The HexEditor calls the createEditor function gets a EditorView and can update the other TextEditor instances through the dispatch function. It could listen to changes via the syncDispatch function. That however seems like I am doing it wrong because the EditorView would have a nonattached .dom and update it right? I also can’t use EditorView.updateListener.of(update => ...) because the base EditorState is already created and extensions can’t be added anymore.

How would you go about creating a completely custom UI that should stay in sync with other editors?

Hello, I’m reading all of this, but I’m still confused about how to listen for changes. Can someone provide a very minimal example? Something like when we listen for a click or anything, just to get the new document text on every change, would be great!

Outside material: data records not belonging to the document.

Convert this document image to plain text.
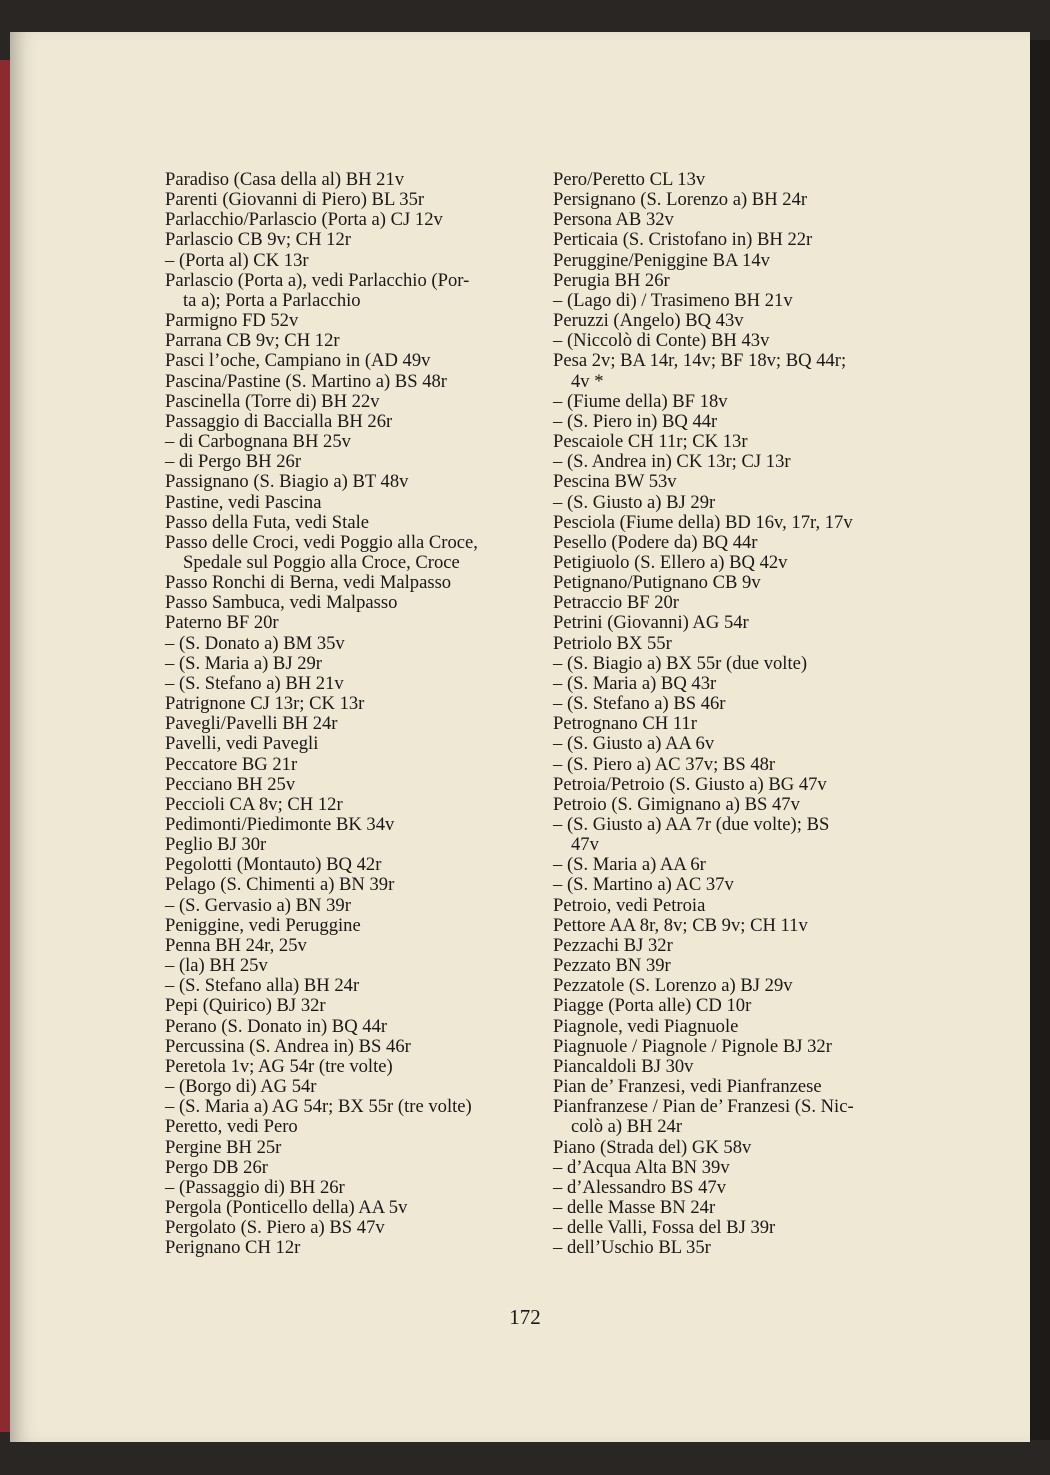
Paradiso (Casa della al) BH 21v
Parenti (Giovanni di Piero) BL 35r
Parlacchio/Parlascio (Porta a) CJ 12v
Parlascio CB 9v; CH 12r
– (Porta al) CK 13r
Parlascio (Porta a), vedi Parlacchio (Por-
ta a); Porta a Parlacchio
Parmigno FD 52v
Parrana CB 9v; CH 12r
Pasci l’oche, Campiano in (AD 49v
Pascina/Pastine (S. Martino a) BS 48r
Pascinella (Torre di) BH 22v
Passaggio di Baccialla BH 26r
– di Carbognana BH 25v
– di Pergo BH 26r
Passignano (S. Biagio a) BT 48v
Pastine, vedi Pascina
Passo della Futa, vedi Stale
Passo delle Croci, vedi Poggio alla Croce,
Spedale sul Poggio alla Croce, Croce
Passo Ronchi di Berna, vedi Malpasso
Passo Sambuca, vedi Malpasso
Paterno BF 20r
– (S. Donato a) BM 35v
– (S. Maria a) BJ 29r
– (S. Stefano a) BH 21v
Patrignone CJ 13r; CK 13r
Pavegli/Pavelli BH 24r
Pavelli, vedi Pavegli
Peccatore BG 21r
Pecciano BH 25v
Peccioli CA 8v; CH 12r
Pedimonti/Piedimonte BK 34v
Peglio BJ 30r
Pegolotti (Montauto) BQ 42r
Pelago (S. Chimenti a) BN 39r
– (S. Gervasio a) BN 39r
Peniggine, vedi Peruggine
Penna BH 24r, 25v
– (la) BH 25v
– (S. Stefano alla) BH 24r
Pepi (Quirico) BJ 32r
Perano (S. Donato in) BQ 44r
Percussina (S. Andrea in) BS 46r
Peretola 1v; AG 54r (tre volte)
– (Borgo di) AG 54r
– (S. Maria a) AG 54r; BX 55r (tre volte)
Peretto, vedi Pero
Pergine BH 25r
Pergo DB 26r
– (Passaggio di) BH 26r
Pergola (Ponticello della) AA 5v
Pergolato (S. Piero a) BS 47v
Perignano CH 12r
Pero/Peretto CL 13v
Persignano (S. Lorenzo a) BH 24r
Persona AB 32v
Perticaia (S. Cristofano in) BH 22r
Peruggine/Peniggine BA 14v
Perugia BH 26r
– (Lago di) / Trasimeno BH 21v
Peruzzi (Angelo) BQ 43v
– (Niccolò di Conte) BH 43v
Pesa 2v; BA 14r, 14v; BF 18v; BQ 44r;
4v *
– (Fiume della) BF 18v
– (S. Piero in) BQ 44r
Pescaiole CH 11r; CK 13r
– (S. Andrea in) CK 13r; CJ 13r
Pescina BW 53v
– (S. Giusto a) BJ 29r
Pesciola (Fiume della) BD 16v, 17r, 17v
Pesello (Podere da) BQ 44r
Petigiuolo (S. Ellero a) BQ 42v
Petignano/Putignano CB 9v
Petraccio BF 20r
Petrini (Giovanni) AG 54r
Petriolo BX 55r
– (S. Biagio a) BX 55r (due volte)
– (S. Maria a) BQ 43r
– (S. Stefano a) BS 46r
Petrognano CH 11r
– (S. Giusto a) AA 6v
– (S. Piero a) AC 37v; BS 48r
Petroia/Petroio (S. Giusto a) BG 47v
Petroio (S. Gimignano a) BS 47v
– (S. Giusto a) AA 7r (due volte); BS
47v
– (S. Maria a) AA 6r
– (S. Martino a) AC 37v
Petroio, vedi Petroia
Pettore AA 8r, 8v; CB 9v; CH 11v
Pezzachi BJ 32r
Pezzato BN 39r
Pezzatole (S. Lorenzo a) BJ 29v
Piagge (Porta alle) CD 10r
Piagnole, vedi Piagnuole
Piagnuole / Piagnole / Pignole BJ 32r
Piancaldoli BJ 30v
Pian de’ Franzesi, vedi Pianfranzese
Pianfranzese / Pian de’ Franzesi (S. Nic-
colò a) BH 24r
Piano (Strada del) GK 58v
– d’Acqua Alta BN 39v
– d’Alessandro BS 47v
– delle Masse BN 24r
– delle Valli, Fossa del BJ 39r
– dell’Uschio BL 35r
172
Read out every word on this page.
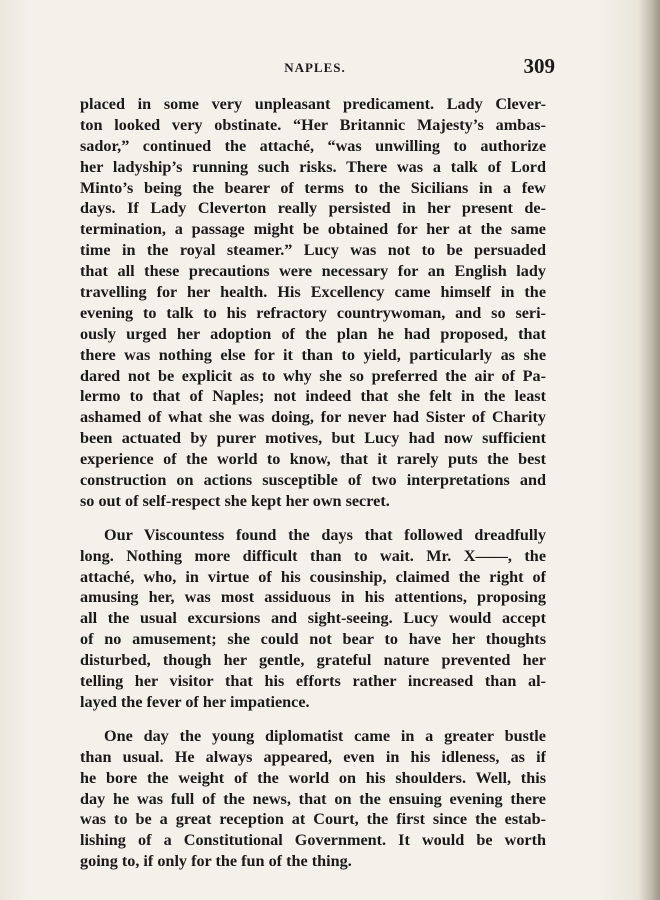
NAPLES.	309
placed in some very unpleasant predicament. Lady Clever-
ton looked very obstinate. “Her Britannic Majesty’s ambas-
sador,” continued the attaché, “was unwilling to authorize
her ladyship’s running such risks. There was a talk of Lord
Minto’s being the bearer of terms to the Sicilians in a few
days. If Lady Cleverton really persisted in her present de-
termination, a passage might be obtained for her at the same
time in the royal steamer.” Lucy was not to be persuaded
that all these precautions were necessary for an English lady
travelling for her health. His Excellency came himself in the
evening to talk to his refractory countrywoman, and so seri-
ously urged her adoption of the plan he had proposed, that
there was nothing else for it than to yield, particularly as she
dared not be explicit as to why she so preferred the air of Pa-
lermo to that of Naples; not indeed that she felt in the least
ashamed of what she was doing, for never had Sister of Charity
been actuated by purer motives, but Lucy had now sufficient
experience of the world to know, that it rarely puts the best
construction on actions susceptible of two interpretations and
so out of self-respect she kept her own secret.
Our Viscountess found the days that followed dreadfully
long. Nothing more difficult than to wait. Mr. X——, the
attaché, who, in virtue of his cousinship, claimed the right of
amusing her, was most assiduous in his attentions, proposing
all the usual excursions and sight-seeing. Lucy would accept
of no amusement; she could not bear to have her thoughts
disturbed, though her gentle, grateful nature prevented her
telling her visitor that his efforts rather increased than al-
layed the fever of her impatience.
One day the young diplomatist came in a greater bustle
than usual. He always appeared, even in his idleness, as if
he bore the weight of the world on his shoulders. Well, this
day he was full of the news, that on the ensuing evening there
was to be a great reception at Court, the first since the estab-
lishing of a Constitutional Government. It would be worth
going to, if only for the fun of the thing.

Thanks!

1 Like

This is how I managed to catch changes to the document: (it’s TypeScript)

import { EditorState } from "@codemirror/basic-setup"
import { EditorView, ViewUpdate } from "@codemirror/view"
import { CodeMirrorSetup } from "./codemirrorsetup"; // Custom setup

    this.edit = new EditorView({
      state: EditorState.create({
        doc: initial_text,
        extensions: [ 
          CodeMirrorSetup, 
          EditorView.updateListener.of((v:ViewUpdate) => {
            if (v.docChanged) {
              // Document changed
            }
        }) ]
      }),
      parent: this.element
    });
8 Likes

@larsp Do you have a shareable version of your codemirrorsetup.ts or .tsx file?